Kléber estudou artes visuais e cinema e trabalha nessa área, sendo autor de curtas e documentários sobre o Poço da Draga. Diferentemente dos primeiros, Kléber não mora na rua principal, porém a casa de sua família é uma das maiores da localidade, com área externa e quintal. Já foi responsável pelo jornal comunitário, que ele idealizou e escreveu durante alguns anos com apoio de algumas pessoas. Tem o sonho de montar a rádio comunitária do Poço e não gosta do formato tradicional de liderança. Afirma haver centralidade nas políticas públicas e favorecimento de algumas famílias, costumando reforçar que o Poço é dividido e fragmentado.

Luciana nasceu na Praia de Iracema, tem cerca de 35 anos, é professora da rede estadual formada em Letras Inglês pela Universidade Federal do Ceará. Morou em um casebre na Ponte Metálica com o pai até 2013, ocasião em que, já concursada, saiu de casa e do Poço, indo morar em uma avenida próxima à localidade. É uma das fundadoras do movimento ProPoço. Possui uma relação forte com o Poço da Draga, considerando-se ex-moradora, porém relatou em entrevista que durante boa parte da infância e adolescência sentia que era tratada como alguém de fora, no sentido de que “Poço é Poço, e Ponte é Ponte” (Luciana, em entrevista em 01/10/2016). Sua madrinha e alguns familiares chegaram a ser removidos do Poço da Draga por conta da expansão da Indústria Naval e das enchentes.

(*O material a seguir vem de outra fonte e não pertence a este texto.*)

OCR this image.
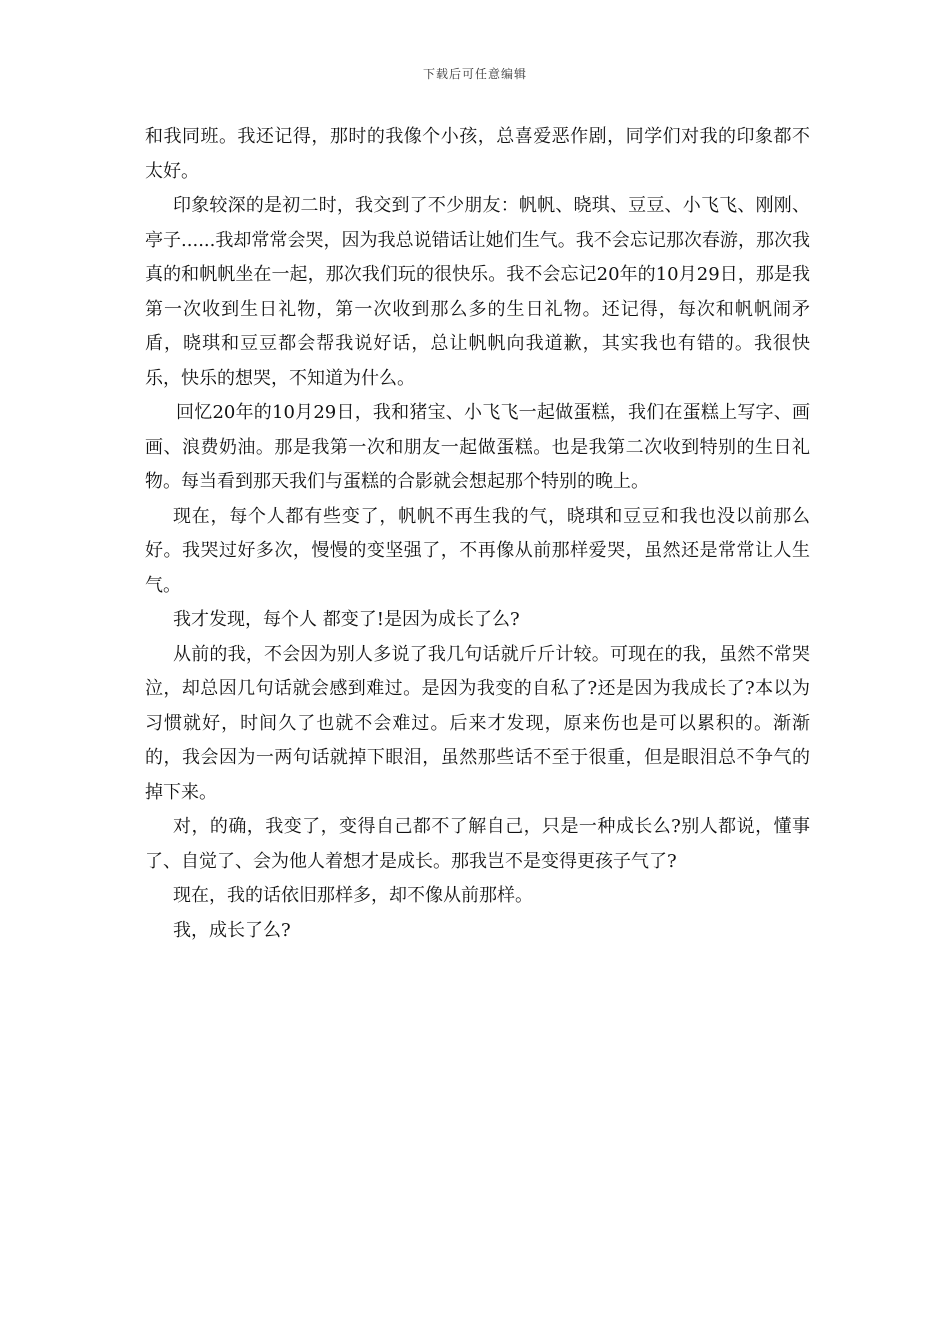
下载后可任意编辑

和我同班。我还记得，那时的我像个小孩，总喜爱恶作剧，同学们对我的印象都不太好。

印象较深的是初二时，我交到了不少朋友：帆帆、晓琪、豆豆、小飞飞、刚刚、亭子......我却常常会哭，因为我总说错话让她们生气。我不会忘记那次春游，那次我真的和帆帆坐在一起，那次我们玩的很快乐。我不会忘记20年的10月29日，那是我第一次收到生日礼物，第一次收到那么多的生日礼物。还记得，每次和帆帆闹矛盾，晓琪和豆豆都会帮我说好话，总让帆帆向我道歉，其实我也有错的。我很快乐，快乐的想哭，不知道为什么。

回忆20年的10月29日，我和猪宝、小飞飞一起做蛋糕，我们在蛋糕上写字、画画、浪费奶油。那是我第一次和朋友一起做蛋糕。也是我第二次收到特别的生日礼物。每当看到那天我们与蛋糕的合影就会想起那个特别的晚上。

现在，每个人都有些变了，帆帆不再生我的气，晓琪和豆豆和我也没以前那么好。我哭过好多次，慢慢的变坚强了，不再像从前那样爱哭，虽然还是常常让人生气。

我才发现，每个人 都变了!是因为成长了么?

从前的我，不会因为别人多说了我几句话就斤斤计较。可现在的我，虽然不常哭泣，却总因几句话就会感到难过。是因为我变的自私了?还是因为我成长了?本以为习惯就好，时间久了也就不会难过。后来才发现，原来伤也是可以累积的。渐渐的，我会因为一两句话就掉下眼泪，虽然那些话不至于很重，但是眼泪总不争气的掉下来。

对，的确，我变了，变得自己都不了解自己，只是一种成长么?别人都说，懂事了、自觉了、会为他人着想才是成长。那我岂不是变得更孩子气了?

现在，我的话依旧那样多，却不像从前那样。

我，成长了么?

Dona Joana tem por volta de 80 anos, é madrinha de Luciana e morava no Poço da Draga no Beco do Macaqueiro (também conhecido como Beco do Estaleiro), sendo de lá expulsa na década de 1980 pela força das marés e também por um grupo empresarial vizinho ao Poço da Draga, a Indústria Naval do Ceará S.A. (INACE), de que falarei adiante. Após sair do Poço, Dona Joana foi morar na Barra do Ceará, onde tive a oportunidade de entrevistá-la e ouvi-la sobre o Poço da Draga do passado.

Dona Lídia tem mais de 70 anos, veio na década de 1970 de Sobral para Fortaleza para morar e trabalhar com as Irmãs Josefinas, as “Irmãzinhas”, um grupo de religiosas que morou e desenvolveu atividades religiosas e sociais no Poço da Draga entre 1970 e 1990. Dada à importância dessas freiras, serão muitas as menções a elas ao longo do trabalho, porém a análise sobre o impacto da sua presença e mesmo de sua ausência serão discutidos no último capítulo.

Dona Lídia não seguiu o caminho religioso, mas permaneceu no Poço da Draga mesmo após a saída das irmãs na década de 1990, ocasião em que passou a morar no local onde elas ensinavam, no Pavilhão, também chamado pelos moradores simplesmente de “Irmãzinhas”. Ela ficou neste prédio muitos anos, mesmo enquanto parte dele funcionava como posto de saúde, porém a Prefeitura em 2009 requisitou o prédio e, após muita negociação, Dona Lídia cedeu e ganhou uma casa na rua principal do Poço.

Antônio tem cerca de 50 anos, é professor de educação física. Não nasceu no Poço da Draga, mas trabalha com jovens do local e da Praia de Iracema há muitos anos, e por volta de 2008 foi com a família morar na localidade, onde reside até hoje. É o fundador e responsável pelo projeto Atitude Atleta, que realiza o treinamento de cerca de 30 crianças e adolescentes nas modalidades que compõem o triatlo: corrida, natação e bicicleta. No projeto, há membros de oito até 25 anos, que realizam treinos diários sob a supervisão do professor, nas proximidades da Ponte Metálica e da Ponte dos Ingleses. Sob sua orientação, vários alunos já foram vencedores em provas regionais e nacionais, razão pela qual o professor goza de muito reconhecimento e prestígio, por conta da gratidão das famílias e do fato de que os jovens do projeto não se interessam por atividades ilícitas.

Júlio tem cerca de 50 anos, nasceu na Praia de Iracema, mora na Vila dos Correios com sua mãe, território que é considerado por boa parte dos moradores como parte do Poço. Trabalha atualmente como educador no Museu do Centro Dragão do Mar de Arte e Cultura. É uma pessoa comunicativa, extrovertida, bastante aglutinadora. Durante a realização do censo do Poço, Júlio foi uma pessoa importante porque ajudou no diálogo com as famílias, explicando sobre a pesquisa e ainda no preenchimento dos questionários.

Todos eles se recusam a serem chamados de lideranças, mesmo Cíntia sendo responsável pela ONG que articula os projetos sociais, como se tal nomenclatura fosse portadora de um estigma.